Abstract

The Elazığ region in eastern Taurus, Turkey, exposes Paleozoic–Tertiary metamorphic, magmatic, and sedimentary units. Contacts between the different units are mostly tectonic, but there are also primary sedimentary, and intrusive contacts. The metamorphic rocks of the Elazığ region are the Bitlis–Pütürge and Keban–Malatya massifs, which are a single tectonostratigraphic unit that has been tectonically disrupted and fragmented during the Upper Cretaceous. Magmatic rocks in the region are represented by ophiolitic units, magmatic arc products, and young volcanic rocks. The sedimentary units are represented by Upper Cretaceous – Tertiary marine and lacustrine sedimentary rocks. In the study area, the metamorphic units are represented by the Paleozoic Pütürge metamorphic rocks composed of phyllite, slate, mica schist, quartz–muscovite schist, calc-schist, and low-grade metamorphite. The ophiolite that is described in this paper is composed of wehrlite–pyroxenite, gabbro, diabase dykes, and dykes cutting gabbro. These units are cut by the granitic rocks of the Upper Cretaceous Elazığ magmatic suite.
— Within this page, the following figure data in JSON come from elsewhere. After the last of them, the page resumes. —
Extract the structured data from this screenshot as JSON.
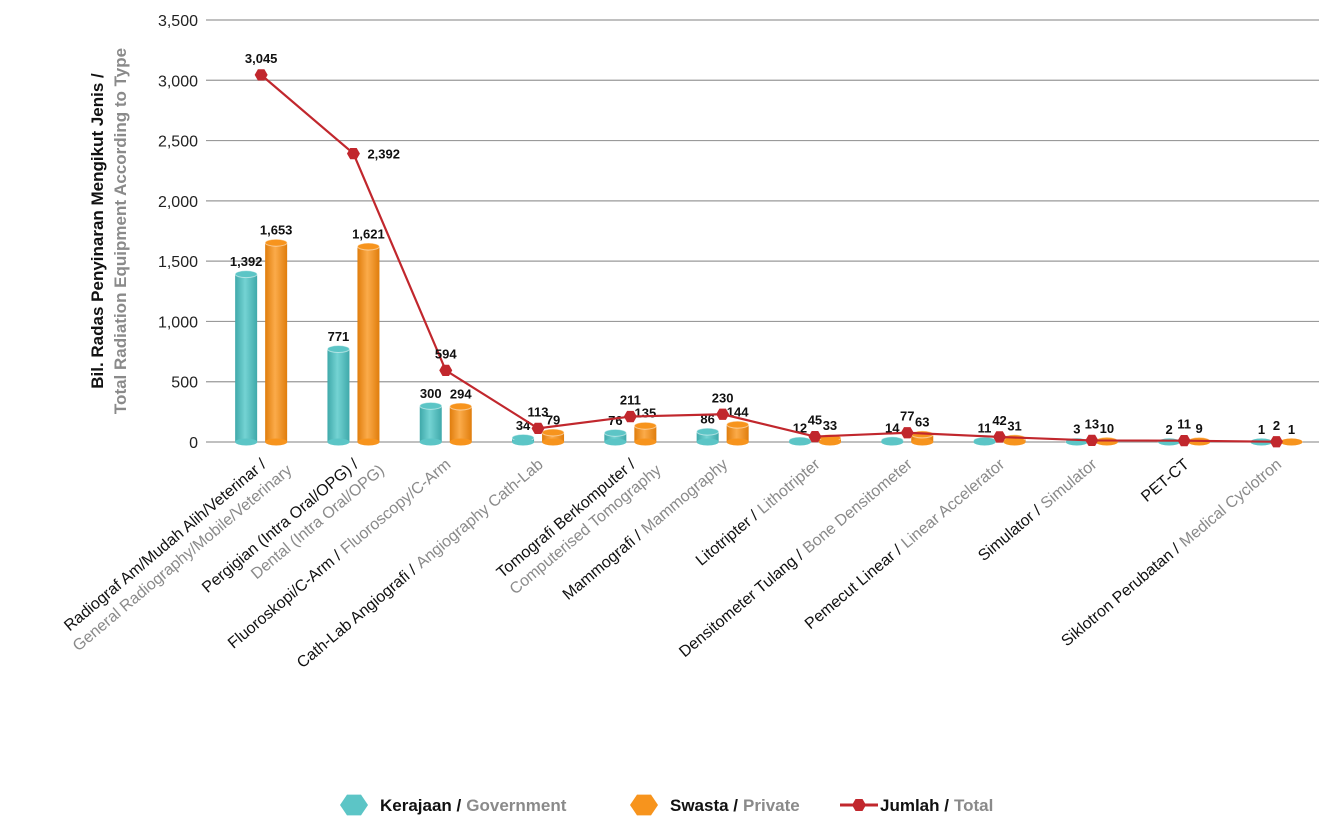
{
  "chart_data": {
    "type": "bar",
    "ylabel": [
      "Bil. Radas Penyinaran Mengikut Jenis /",
      "Total Radiation Equipment According to Type"
    ],
    "categories": [
      [
        "Radiograf Am/Mudah Alih/Veterinar /",
        "General Radiography/Mobile/Veterinary"
      ],
      [
        "Pergigian (Intra Oral/OPG) /",
        "Dental (Intra Oral/OPG)"
      ],
      [
        "Fluoroskopi/C-Arm /",
        "Fluoroscopy/C-Arm"
      ],
      [
        "Cath-Lab Angiografi /",
        "Angiography Cath-Lab"
      ],
      [
        "Tomografi Berkomputer /",
        "Computerised Tomography"
      ],
      [
        "Mammografi /",
        "Mammography"
      ],
      [
        "Litotripter /",
        "Lithotripter"
      ],
      [
        "Densitometer Tulang /",
        "Bone Densitometer"
      ],
      [
        "Pemecut Linear /",
        "Linear Accelerator"
      ],
      [
        "Simulator /",
        "Simulator"
      ],
      [
        "PET-CT"
      ],
      [
        "Siklotron Perubatan /",
        "Medical Cyclotron"
      ]
    ],
    "series": [
      {
        "name": [
          "Kerajaan /",
          "Government"
        ],
        "color": "#5cc5c6",
        "type": "bar",
        "values": [
          1392,
          771,
          300,
          34,
          76,
          86,
          12,
          14,
          11,
          3,
          2,
          1
        ],
        "value_labels": [
          "1,392",
          "771",
          "300",
          "34",
          "76",
          "86",
          "12",
          "14",
          "11",
          "3",
          "2",
          "1"
        ]
      },
      {
        "name": [
          "Swasta /",
          "Private"
        ],
        "color": "#f7941d",
        "type": "bar",
        "values": [
          1653,
          1621,
          294,
          79,
          135,
          144,
          33,
          63,
          31,
          10,
          9,
          1
        ],
        "value_labels": [
          "1,653",
          "1,621",
          "294",
          "79",
          "135",
          "144",
          "33",
          "63",
          "31",
          "10",
          "9",
          "1"
        ]
      },
      {
        "name": [
          "Jumlah /",
          "Total"
        ],
        "color": "#c1272d",
        "type": "line",
        "values": [
          3045,
          2392,
          594,
          113,
          211,
          230,
          45,
          77,
          42,
          13,
          11,
          2
        ],
        "value_labels": [
          "3,045",
          "2,392",
          "594",
          "113",
          "211",
          "230",
          "45",
          "77",
          "42",
          "13",
          "11",
          "2"
        ]
      }
    ],
    "ylim": [
      0,
      3500
    ],
    "yticks": [
      0,
      500,
      {
        "value": 1000,
        "label": "1,000"
      },
      {
        "value": 1500,
        "label": "1,500"
      },
      {
        "value": 2000,
        "label": "2,000"
      },
      {
        "value": 2500,
        "label": "2,500"
      },
      {
        "value": 3000,
        "label": "3,000"
      },
      {
        "value": 3500,
        "label": "3,500"
      }
    ],
    "grid": true
  }
}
The lithological and geochemical data on the rocks of Kömürhan ophiolite indicate that these rocks were derived from crystallization of an enriched mid-ocean ridge basalt (MORB)-type magma. The Kömürhan ophiolite formed in a supra-subduction spreading zone during the Cretaceous; related to this event is the north-dipping subduction of the southern branch of Neo-Tethys ocean, which began spreading in the Late Triassic. The crust was thickened by the development of an island arc and by the thrusting of the Pütürge metamorphic rocks onto this island arc in response to north–south compression during the Late Cretaceous. The magma formed by partial melting of the subducted slab giving rise to granitic rocks that cut the upper parts of the ophiolite. The ophiolite and the Elazığ magmatic suite attained their present position after the Middle Eocene.